KWAI -- NOW
3 September 2002
Without belittling `Kwai,' it does seem, looking backwards at David Lean's career, to be a dress rehearsal for the more operatic, tightly controlled (and better written) `Lawrence of Arabia.' Alec Guiness's passionate, detailed performance as Colonel Nicholson, above all other factors, makes Kwai a still watchable and important experience. The screenplay, however, divides unevenly between those who must build the Bridge and those who must destroy it. Ebert, in his Great Movies article, correctly identifies William Holden's character in Kwai as undergoing an implausible transition from escaped POW to martini-guzzling playboy to selfless war hero. Verbatim: `Holden's character, up until the time their guerrilla mission begins, seems fabricated; he's unconvincing playing a shirker, and his heroism at the end seems more plausible.' That, I believe, is also Kwai's greatest weakness. Holden's relationship with Jack Hawkins (playing a parallel role to his General Allenby in Lawrence) seems pallid next to the mighty Guiness/Hayakawa standoff – in fact, it seems to be in another movie altogether.

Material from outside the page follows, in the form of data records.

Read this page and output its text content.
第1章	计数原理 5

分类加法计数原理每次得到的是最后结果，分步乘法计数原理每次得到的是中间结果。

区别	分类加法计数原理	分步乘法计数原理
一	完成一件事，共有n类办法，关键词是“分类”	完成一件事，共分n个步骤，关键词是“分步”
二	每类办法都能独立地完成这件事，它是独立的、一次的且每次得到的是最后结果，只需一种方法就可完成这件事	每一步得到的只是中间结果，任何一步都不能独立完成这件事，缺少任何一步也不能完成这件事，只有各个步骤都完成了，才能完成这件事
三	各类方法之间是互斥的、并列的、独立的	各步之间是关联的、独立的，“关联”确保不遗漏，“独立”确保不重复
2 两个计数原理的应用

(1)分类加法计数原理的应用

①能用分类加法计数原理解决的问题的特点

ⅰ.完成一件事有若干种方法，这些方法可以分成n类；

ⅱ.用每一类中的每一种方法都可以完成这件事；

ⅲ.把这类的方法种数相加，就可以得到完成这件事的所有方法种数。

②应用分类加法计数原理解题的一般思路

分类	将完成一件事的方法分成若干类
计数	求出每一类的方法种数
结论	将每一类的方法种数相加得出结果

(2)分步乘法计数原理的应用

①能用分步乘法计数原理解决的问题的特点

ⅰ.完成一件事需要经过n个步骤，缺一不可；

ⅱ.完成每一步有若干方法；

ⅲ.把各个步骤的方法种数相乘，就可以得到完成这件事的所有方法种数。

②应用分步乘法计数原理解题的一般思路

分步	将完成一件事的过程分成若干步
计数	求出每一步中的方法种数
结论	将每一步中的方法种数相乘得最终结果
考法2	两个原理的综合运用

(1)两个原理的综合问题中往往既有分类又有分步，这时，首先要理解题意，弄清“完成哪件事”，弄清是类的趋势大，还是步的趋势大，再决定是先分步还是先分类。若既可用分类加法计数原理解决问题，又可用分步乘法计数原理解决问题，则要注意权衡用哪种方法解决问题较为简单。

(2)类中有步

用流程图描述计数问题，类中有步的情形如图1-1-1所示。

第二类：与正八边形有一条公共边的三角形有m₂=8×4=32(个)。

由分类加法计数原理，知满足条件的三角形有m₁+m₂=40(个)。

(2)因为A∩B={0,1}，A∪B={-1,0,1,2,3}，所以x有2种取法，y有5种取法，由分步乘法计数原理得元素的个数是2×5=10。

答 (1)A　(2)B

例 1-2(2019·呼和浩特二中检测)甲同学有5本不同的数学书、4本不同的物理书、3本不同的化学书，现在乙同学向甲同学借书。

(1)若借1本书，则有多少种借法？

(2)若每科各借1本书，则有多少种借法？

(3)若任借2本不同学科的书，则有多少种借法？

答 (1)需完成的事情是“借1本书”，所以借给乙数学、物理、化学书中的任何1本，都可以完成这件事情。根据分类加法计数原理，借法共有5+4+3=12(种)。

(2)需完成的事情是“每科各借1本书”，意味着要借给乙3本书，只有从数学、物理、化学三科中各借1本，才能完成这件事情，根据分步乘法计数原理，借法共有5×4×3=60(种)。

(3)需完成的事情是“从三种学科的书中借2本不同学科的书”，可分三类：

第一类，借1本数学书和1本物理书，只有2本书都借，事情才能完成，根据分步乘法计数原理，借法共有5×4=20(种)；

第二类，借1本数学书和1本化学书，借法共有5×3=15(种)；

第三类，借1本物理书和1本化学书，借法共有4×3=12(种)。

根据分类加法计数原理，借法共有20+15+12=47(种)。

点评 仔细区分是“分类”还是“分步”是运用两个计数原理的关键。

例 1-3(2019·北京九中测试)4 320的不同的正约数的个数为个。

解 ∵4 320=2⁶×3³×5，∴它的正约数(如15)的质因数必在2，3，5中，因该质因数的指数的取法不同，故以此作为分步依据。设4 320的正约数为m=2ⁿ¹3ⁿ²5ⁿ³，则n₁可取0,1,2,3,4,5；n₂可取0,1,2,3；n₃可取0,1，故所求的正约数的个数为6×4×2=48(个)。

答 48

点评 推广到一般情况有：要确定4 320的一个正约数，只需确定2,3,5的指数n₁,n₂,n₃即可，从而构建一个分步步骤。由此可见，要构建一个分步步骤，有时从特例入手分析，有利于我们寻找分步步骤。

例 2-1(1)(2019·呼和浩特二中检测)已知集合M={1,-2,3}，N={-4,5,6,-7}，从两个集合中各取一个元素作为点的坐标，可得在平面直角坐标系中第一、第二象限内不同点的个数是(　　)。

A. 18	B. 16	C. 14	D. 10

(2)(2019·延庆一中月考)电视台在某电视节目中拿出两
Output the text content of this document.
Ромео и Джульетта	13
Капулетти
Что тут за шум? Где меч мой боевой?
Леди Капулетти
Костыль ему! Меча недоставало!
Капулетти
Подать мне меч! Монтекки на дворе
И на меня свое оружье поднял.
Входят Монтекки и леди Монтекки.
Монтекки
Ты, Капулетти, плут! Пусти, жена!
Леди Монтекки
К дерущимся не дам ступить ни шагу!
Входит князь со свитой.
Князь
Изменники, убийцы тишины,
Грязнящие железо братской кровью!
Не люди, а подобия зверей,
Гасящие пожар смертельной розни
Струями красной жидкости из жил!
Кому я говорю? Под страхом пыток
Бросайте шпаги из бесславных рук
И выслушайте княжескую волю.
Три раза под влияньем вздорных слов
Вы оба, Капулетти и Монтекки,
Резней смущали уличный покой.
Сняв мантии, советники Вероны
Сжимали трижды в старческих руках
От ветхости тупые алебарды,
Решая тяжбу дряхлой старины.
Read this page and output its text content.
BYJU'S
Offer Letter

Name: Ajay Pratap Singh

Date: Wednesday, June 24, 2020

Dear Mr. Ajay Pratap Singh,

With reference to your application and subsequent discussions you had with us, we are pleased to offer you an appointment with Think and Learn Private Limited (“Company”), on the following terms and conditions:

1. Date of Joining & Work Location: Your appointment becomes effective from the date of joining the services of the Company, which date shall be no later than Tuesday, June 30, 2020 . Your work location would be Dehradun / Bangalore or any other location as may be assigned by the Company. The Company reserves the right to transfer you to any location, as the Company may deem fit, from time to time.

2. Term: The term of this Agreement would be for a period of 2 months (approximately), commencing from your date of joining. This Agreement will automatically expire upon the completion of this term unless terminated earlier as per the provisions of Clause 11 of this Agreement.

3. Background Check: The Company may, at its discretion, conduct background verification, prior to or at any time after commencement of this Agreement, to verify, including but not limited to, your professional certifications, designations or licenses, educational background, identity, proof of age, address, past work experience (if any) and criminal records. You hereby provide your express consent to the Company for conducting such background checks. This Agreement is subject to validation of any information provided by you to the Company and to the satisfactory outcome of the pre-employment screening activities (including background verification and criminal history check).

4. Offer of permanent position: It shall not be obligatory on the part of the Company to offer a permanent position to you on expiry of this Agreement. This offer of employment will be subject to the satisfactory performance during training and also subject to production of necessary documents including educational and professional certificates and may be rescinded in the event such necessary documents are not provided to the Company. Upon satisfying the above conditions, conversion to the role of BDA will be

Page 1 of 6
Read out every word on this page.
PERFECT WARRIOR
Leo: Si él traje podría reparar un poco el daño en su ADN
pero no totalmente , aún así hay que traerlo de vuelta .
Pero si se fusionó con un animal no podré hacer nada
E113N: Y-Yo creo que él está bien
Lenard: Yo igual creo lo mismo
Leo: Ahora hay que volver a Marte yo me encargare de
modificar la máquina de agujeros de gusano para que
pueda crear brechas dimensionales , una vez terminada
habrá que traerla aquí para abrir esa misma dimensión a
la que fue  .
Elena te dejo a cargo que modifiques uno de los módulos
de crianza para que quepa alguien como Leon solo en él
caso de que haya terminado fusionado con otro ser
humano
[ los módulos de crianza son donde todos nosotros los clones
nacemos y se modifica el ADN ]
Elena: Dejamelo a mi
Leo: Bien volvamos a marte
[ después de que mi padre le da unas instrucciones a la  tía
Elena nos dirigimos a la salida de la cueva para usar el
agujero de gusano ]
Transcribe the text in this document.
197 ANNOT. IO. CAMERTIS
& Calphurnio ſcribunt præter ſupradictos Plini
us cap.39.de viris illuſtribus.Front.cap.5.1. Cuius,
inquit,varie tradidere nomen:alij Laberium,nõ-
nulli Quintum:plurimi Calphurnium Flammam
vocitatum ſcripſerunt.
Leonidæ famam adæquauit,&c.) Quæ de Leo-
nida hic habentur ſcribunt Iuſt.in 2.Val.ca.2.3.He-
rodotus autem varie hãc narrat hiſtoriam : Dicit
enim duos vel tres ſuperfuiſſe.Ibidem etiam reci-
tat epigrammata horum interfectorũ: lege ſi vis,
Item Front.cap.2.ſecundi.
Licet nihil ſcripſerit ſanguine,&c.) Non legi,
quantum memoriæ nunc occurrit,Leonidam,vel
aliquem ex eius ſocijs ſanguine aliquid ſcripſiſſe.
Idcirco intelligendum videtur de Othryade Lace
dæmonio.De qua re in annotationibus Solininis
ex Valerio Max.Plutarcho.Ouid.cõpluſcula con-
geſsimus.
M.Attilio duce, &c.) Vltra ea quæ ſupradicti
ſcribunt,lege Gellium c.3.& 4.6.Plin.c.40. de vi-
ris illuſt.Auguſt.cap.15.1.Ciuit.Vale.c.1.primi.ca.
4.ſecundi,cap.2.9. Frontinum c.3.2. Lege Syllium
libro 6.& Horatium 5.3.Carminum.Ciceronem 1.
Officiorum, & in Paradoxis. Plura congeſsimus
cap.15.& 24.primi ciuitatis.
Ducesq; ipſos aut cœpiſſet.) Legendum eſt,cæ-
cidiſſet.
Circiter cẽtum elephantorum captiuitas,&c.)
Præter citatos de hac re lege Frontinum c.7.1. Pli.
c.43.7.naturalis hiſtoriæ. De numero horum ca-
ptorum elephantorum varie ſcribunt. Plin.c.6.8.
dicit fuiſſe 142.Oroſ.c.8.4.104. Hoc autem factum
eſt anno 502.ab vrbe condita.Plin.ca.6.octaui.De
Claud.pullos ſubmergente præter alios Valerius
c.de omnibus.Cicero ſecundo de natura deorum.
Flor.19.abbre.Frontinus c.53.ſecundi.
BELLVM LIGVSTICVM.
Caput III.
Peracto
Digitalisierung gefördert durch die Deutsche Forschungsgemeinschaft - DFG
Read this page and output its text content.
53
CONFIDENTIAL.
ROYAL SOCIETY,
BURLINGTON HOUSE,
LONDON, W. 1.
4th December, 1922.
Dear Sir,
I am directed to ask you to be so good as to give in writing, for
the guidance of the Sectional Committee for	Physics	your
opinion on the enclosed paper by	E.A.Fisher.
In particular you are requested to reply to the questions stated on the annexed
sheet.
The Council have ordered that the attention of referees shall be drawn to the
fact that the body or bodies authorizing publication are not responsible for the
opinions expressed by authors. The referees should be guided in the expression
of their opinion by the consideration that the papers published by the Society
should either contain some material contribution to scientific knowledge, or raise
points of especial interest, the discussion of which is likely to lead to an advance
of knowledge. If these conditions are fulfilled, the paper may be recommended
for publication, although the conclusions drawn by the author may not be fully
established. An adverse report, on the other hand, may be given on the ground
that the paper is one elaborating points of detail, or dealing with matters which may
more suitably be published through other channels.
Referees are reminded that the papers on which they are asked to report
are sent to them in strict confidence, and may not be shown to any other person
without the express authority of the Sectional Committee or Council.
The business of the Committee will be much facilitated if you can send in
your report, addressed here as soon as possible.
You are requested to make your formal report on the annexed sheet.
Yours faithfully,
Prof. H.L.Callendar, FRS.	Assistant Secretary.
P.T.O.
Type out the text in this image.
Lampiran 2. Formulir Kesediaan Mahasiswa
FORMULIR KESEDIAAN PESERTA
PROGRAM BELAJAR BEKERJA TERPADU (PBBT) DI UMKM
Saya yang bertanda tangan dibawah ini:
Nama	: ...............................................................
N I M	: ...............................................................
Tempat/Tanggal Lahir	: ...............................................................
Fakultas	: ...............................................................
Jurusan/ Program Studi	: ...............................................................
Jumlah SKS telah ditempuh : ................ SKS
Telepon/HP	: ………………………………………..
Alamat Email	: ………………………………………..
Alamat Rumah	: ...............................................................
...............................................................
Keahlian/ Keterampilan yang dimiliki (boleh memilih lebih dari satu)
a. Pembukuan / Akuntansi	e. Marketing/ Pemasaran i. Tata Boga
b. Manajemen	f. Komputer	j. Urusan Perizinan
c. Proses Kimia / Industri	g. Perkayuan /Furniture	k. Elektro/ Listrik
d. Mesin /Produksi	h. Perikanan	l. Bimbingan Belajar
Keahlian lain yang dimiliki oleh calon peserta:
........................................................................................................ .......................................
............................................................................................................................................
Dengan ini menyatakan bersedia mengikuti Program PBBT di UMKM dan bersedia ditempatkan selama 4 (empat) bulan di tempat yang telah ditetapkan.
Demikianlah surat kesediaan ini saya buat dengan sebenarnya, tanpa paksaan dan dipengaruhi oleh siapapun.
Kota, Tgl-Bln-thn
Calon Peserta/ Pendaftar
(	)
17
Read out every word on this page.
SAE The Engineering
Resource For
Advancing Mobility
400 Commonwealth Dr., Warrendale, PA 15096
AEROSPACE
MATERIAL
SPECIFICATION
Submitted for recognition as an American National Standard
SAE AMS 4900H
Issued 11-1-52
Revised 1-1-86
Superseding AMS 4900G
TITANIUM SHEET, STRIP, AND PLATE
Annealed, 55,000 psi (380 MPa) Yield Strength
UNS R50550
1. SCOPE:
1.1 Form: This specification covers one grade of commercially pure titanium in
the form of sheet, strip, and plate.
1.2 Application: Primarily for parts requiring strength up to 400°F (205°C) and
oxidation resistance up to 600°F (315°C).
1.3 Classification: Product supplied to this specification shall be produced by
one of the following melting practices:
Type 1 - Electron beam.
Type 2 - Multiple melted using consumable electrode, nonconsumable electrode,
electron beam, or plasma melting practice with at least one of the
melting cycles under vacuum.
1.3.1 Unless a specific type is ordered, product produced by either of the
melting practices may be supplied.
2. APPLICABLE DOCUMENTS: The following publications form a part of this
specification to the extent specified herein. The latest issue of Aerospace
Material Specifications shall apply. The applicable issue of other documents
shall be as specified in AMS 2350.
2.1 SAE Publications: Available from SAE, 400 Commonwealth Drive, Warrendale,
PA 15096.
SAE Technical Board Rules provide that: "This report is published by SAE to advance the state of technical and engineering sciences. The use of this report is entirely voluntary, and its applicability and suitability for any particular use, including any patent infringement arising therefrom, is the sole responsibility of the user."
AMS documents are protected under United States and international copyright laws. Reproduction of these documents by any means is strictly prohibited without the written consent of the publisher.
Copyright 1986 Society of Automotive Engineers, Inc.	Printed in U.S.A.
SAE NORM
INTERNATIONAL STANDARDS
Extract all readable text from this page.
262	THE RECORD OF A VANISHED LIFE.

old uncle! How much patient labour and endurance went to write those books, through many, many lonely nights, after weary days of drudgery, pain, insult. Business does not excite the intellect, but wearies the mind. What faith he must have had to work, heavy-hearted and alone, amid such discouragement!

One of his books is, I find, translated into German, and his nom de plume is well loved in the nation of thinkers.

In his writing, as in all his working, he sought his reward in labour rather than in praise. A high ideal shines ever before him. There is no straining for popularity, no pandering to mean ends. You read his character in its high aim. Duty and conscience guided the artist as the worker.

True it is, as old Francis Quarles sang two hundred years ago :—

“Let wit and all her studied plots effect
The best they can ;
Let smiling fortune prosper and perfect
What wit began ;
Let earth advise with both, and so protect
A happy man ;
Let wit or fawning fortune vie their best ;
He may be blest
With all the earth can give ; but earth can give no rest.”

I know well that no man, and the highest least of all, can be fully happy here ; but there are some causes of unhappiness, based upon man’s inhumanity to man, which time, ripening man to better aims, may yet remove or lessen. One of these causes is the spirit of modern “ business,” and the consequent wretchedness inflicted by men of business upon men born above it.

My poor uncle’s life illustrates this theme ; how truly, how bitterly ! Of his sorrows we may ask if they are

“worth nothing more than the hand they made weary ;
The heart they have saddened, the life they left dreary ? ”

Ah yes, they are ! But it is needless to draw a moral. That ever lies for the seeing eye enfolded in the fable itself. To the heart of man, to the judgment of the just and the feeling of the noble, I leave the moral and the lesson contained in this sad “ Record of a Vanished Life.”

Also, Malcolm Arnold's score, which I loved when I was a kid, seems now jarringly inappropriate from start to finish. I am too much influenced, I suppose, by the rock and roll jungle menace of Coppola's `Apocalypse Now.' Lastly, it is many decades past 1957. Images of whistling soldiers, marching proudly after months of captivity, then putting on an `entertainment' more expected in the world of Rodgers and Hammerstein, may ring very false to today's viewer. But keep your eyes fastened tight to Alec Guiness. Kwai is the Everest of his career, and very few actors climb that high.